I knew enough about Chambers to expect a cozy story with no clear antagonist, and A Psalm for the Wild-Built fulfilled those expectations. It takes place in a world where the sudden development of machine sentience precipitated a sea change in human society. Humanity retreated from far-flung factories, letting nature reclaim half the available land area, and focused on sustainability of the half in their care. The newly sentient robots, given an opportunity to set their own course, retreated from human society to study nature. And they were never heard from again. Or at least not until a monk named Dex had a crisis of purpose and pivoted from their city-bound monastery to a position as a tea monk—a sort of traveling therapist that listens to people’s troubles over cups of tea.
If the author name didn’t signal coziness, the premise should suffice. And it is not inaccurate. The primary conflict is between Dex and their own feeling that there must be something more to life than the role they fill in the monastery. In their travels, Dex encounters Mosscap, a robot who had volunteered as an emissary to humanity and serves as traveling companion in the final sections of the novella. And there are certainly misunderstandings across cultures, even the occasional disagreement, but the relationship between Dex and Mosscap is primarily one of mutual learning and attempts to aid each other in their goals.
Having read this shortly after Chambers’ 2014 debut, the first thing that struck me was the improvement in writing quality. The Long Way to a Small, Angry Planet wasn’t exactly held back by its prose, but it’s turned into a strength in A Psalm for the Wild-Built, breathing real life into the world. She hasn’t abandoned the easy-to-read, contemporary style, but the flow has improved immensely and there are moments of real beauty in the writing.

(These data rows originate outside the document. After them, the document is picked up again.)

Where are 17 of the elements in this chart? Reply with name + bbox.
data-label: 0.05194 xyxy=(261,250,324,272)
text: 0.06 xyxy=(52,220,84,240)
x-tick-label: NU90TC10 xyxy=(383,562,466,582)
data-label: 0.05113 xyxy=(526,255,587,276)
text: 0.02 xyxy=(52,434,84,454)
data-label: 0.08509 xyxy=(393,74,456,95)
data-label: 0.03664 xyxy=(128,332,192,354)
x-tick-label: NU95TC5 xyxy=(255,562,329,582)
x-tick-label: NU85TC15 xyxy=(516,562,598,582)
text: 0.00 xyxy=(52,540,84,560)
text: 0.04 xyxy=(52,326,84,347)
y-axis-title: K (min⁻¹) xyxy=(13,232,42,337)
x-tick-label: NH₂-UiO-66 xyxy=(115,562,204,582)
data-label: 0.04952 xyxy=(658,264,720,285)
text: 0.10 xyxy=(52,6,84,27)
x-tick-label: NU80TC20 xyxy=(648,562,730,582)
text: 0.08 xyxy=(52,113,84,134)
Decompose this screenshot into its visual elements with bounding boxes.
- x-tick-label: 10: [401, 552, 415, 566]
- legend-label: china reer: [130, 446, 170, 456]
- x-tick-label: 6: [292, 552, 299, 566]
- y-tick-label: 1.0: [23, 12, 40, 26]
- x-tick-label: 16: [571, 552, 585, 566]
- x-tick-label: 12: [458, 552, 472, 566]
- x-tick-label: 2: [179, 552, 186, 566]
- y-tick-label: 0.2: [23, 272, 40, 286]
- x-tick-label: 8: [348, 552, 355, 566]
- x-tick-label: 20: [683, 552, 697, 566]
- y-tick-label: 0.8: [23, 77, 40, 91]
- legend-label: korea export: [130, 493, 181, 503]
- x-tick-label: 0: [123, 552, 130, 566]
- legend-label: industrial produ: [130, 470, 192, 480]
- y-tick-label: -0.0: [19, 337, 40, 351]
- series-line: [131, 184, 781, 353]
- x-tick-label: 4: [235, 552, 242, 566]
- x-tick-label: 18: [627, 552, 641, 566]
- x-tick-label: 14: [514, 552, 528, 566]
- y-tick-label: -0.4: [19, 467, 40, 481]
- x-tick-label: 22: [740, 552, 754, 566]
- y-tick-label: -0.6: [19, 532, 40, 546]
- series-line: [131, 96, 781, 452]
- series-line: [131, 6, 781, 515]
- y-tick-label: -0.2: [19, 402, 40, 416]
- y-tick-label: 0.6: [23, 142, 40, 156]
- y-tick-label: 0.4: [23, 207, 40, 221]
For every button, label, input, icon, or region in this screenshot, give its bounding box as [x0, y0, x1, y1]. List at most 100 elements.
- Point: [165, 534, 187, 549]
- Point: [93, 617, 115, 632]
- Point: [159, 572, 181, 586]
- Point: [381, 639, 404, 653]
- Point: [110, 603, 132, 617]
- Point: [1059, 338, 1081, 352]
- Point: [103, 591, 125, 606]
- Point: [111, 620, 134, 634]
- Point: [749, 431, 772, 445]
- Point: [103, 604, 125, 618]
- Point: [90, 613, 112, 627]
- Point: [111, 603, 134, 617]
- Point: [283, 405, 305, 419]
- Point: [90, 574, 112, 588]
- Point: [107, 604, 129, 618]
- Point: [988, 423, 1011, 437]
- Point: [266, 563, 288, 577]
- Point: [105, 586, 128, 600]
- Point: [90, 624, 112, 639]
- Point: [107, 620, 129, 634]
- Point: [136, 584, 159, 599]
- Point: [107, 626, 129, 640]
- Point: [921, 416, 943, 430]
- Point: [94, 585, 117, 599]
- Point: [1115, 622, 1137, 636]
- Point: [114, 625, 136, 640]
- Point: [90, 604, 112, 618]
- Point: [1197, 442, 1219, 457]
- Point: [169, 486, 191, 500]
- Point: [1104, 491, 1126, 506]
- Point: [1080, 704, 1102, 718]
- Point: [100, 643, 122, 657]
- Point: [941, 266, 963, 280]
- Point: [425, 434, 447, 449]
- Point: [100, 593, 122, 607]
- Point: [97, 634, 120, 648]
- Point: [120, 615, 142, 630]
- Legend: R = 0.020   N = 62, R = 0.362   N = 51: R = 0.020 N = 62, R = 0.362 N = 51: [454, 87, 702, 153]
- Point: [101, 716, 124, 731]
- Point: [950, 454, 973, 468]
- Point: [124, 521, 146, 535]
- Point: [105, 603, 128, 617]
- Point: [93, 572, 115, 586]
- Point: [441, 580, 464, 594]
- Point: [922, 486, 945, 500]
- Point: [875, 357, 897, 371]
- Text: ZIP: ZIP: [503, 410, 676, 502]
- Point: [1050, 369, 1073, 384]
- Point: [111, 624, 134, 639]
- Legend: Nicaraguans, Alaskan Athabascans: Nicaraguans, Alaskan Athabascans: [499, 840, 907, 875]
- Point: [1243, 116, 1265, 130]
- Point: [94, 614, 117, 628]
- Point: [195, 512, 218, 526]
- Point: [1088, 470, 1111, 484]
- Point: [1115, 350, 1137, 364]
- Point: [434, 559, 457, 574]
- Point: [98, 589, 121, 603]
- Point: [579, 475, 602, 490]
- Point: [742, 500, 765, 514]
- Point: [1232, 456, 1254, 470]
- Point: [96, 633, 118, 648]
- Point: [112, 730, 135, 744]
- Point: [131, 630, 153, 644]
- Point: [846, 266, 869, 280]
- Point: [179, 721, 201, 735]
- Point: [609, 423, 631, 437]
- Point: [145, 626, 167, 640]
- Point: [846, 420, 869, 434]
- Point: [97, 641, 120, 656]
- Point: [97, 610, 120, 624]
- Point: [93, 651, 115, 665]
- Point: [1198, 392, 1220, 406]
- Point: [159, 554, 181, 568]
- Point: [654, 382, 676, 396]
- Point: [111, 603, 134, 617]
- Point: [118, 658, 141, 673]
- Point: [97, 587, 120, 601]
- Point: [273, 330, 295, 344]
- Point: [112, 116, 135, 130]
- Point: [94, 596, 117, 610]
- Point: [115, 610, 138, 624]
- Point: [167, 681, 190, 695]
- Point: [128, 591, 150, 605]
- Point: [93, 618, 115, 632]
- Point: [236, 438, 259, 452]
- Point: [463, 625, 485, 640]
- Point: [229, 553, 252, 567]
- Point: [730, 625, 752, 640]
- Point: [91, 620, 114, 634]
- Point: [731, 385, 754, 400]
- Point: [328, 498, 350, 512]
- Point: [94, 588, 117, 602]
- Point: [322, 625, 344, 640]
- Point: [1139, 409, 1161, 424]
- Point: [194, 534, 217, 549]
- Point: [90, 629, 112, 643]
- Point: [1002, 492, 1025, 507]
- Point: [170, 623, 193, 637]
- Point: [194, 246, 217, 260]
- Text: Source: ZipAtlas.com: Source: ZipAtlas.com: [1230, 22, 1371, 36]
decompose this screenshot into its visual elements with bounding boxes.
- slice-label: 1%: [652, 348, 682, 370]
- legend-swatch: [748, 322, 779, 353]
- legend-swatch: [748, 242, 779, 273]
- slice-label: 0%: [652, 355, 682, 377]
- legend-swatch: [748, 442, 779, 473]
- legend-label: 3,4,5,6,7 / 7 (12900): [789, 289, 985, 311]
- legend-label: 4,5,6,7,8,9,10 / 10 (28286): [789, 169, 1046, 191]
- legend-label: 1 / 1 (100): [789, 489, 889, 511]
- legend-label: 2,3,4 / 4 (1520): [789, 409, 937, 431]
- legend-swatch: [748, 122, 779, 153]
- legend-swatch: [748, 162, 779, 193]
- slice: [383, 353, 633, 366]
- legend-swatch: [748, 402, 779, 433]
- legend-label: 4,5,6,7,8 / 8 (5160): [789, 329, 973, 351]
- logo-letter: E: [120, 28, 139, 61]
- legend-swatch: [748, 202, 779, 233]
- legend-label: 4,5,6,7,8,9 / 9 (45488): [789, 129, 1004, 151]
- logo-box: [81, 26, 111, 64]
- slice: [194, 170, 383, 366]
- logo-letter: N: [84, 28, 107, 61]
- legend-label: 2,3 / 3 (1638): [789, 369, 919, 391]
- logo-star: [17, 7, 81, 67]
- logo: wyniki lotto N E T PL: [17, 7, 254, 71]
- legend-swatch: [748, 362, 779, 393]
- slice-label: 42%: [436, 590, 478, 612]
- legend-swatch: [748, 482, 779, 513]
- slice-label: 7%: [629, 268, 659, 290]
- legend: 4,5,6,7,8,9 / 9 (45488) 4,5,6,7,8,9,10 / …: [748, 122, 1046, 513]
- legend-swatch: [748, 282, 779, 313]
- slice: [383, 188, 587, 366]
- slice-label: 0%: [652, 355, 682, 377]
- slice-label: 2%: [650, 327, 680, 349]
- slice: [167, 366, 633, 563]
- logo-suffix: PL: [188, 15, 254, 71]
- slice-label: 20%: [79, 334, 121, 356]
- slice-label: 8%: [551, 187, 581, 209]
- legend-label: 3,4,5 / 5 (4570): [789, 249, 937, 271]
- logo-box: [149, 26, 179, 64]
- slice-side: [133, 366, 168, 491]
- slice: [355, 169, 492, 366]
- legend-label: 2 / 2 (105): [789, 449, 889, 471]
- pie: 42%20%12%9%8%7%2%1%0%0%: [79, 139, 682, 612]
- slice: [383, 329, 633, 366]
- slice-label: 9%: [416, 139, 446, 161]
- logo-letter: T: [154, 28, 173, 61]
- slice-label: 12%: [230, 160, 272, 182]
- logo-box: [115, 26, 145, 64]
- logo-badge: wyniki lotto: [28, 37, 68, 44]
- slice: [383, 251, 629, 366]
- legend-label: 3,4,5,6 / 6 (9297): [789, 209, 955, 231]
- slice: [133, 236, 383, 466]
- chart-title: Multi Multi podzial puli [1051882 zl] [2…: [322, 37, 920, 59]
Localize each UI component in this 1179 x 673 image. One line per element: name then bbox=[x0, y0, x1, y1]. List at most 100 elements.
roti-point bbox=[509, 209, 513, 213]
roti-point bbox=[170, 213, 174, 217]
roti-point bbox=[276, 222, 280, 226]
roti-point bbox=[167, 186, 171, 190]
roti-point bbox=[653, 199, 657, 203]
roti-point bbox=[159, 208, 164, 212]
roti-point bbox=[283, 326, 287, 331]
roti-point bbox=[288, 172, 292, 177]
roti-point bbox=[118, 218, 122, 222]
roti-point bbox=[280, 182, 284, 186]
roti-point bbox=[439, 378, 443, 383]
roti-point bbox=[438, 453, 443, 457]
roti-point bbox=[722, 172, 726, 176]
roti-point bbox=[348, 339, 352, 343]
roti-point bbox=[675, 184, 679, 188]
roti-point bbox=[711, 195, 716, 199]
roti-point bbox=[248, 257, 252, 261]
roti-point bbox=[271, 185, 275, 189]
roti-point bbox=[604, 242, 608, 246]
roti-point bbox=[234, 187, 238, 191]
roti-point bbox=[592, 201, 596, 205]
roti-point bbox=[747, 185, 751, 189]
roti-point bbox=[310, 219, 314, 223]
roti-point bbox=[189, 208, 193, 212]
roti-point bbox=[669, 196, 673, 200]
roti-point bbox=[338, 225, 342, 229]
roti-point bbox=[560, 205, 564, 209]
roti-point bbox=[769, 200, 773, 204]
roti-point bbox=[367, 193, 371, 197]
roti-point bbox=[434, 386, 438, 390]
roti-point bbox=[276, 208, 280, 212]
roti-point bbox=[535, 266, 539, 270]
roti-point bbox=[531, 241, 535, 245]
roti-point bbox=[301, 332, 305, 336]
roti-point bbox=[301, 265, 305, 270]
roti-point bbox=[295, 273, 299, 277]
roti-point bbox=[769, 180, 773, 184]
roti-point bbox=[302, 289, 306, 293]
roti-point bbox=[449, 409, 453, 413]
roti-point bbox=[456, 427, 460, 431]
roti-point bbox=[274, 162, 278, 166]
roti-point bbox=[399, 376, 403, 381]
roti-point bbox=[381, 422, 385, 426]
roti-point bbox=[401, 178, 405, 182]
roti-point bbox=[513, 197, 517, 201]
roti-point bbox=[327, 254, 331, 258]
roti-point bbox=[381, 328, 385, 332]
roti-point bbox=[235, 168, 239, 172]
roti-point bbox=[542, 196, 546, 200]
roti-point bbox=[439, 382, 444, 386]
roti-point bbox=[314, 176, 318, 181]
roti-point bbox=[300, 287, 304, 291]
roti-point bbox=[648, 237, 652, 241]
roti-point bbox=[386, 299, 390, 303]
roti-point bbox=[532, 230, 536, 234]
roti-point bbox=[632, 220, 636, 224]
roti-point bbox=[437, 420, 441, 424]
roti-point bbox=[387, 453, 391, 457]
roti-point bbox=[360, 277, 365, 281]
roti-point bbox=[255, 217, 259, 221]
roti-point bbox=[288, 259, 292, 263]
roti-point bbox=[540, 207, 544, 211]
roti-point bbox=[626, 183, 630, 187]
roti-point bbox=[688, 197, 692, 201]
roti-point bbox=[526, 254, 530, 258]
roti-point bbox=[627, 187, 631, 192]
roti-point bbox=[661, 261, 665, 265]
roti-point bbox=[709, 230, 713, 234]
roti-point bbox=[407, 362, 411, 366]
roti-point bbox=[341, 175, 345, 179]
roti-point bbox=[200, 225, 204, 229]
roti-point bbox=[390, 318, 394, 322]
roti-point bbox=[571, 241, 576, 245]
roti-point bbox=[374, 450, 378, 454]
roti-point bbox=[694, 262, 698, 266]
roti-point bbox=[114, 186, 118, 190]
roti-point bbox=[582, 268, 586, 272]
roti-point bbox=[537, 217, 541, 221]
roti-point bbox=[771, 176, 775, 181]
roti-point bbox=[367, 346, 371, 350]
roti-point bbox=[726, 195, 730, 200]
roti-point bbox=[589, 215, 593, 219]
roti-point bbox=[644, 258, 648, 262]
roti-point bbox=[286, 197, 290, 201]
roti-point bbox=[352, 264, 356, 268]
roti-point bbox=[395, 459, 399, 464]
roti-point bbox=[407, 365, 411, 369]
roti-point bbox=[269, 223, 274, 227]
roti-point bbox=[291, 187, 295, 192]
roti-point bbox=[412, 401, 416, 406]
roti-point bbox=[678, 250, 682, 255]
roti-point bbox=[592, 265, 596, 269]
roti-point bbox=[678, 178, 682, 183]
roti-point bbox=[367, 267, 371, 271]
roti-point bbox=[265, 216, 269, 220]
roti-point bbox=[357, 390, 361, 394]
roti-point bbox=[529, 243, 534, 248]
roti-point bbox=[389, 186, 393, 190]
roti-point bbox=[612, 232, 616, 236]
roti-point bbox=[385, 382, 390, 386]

The story being told, on the other hand, has its strengths and weaknesses. It was clear from before I even picked it up that this wasn’t going to be a plot-heavy book, but a lot rests on how easily the reader can relate to an extremely privileged lead struggling with a feeling of aimlessness. To be honest, I think that’s a relatable struggle for plenty of people in my own (American) context, and I found Dex easy to understand, even if I was sometimes frustrated by their misguided refusal to ask for help.
The introduction of Mosscap supplemented Dex’s search for meaning with a Chambers mainstay: developing understanding across cultures. And the robot culture that birthed Mosscap is unfamiliar, even to those who have read their fair share of friendly AI stories. There were aspects that might’ve stretched my suspension of disbelief—a robot being bad at math, for instance—but I appreciated a fresh imagining of what AIs could be. The conflicts between Dex and Mosscap as they struggled to understand each other were all quite short-lived and didn’t really provide the oomph to take the novella to another level, but they made for a cozy and enjoyable read.
What I found less satisfying was the resolution to Dex’s animating concern. The repudiation of the need to have a vocation that gives meaning to life is refreshing in a culture with unhealthy attitudes towards work, and I felt carried some echoes of Ecclesiastes. But for all that it was presented optimistically, it included a gesture towards nihilism that made the optimism ring hollow. I can’t blame an author for espousing ideas on the meaning of life that are different from my own, and A Psalm for the Wild-Built certainly did the work in sorting through thorny questions of meaning. But it’s also hard to feel the intended comfort in a conclusion that doesn’t strike me as particularly comforting.
Overall, the quality writing, worldbuilding, and characters make A Psalm for the Wild-Built well worth reading—as long as you don’t need your novellas to be exceptionally plot-heavy—even if I found some of the optimism a tad hollow.
Recommended if you like: Becky Chambers, low stakes, mid-life (or possibly quarter-life) crises.
Can I use it for Bingo? It’s hard mode for Mental Health and is also a Book Club book.
Overall rating: 16 of Tar Vol’s 20. Four stars on Goodreads.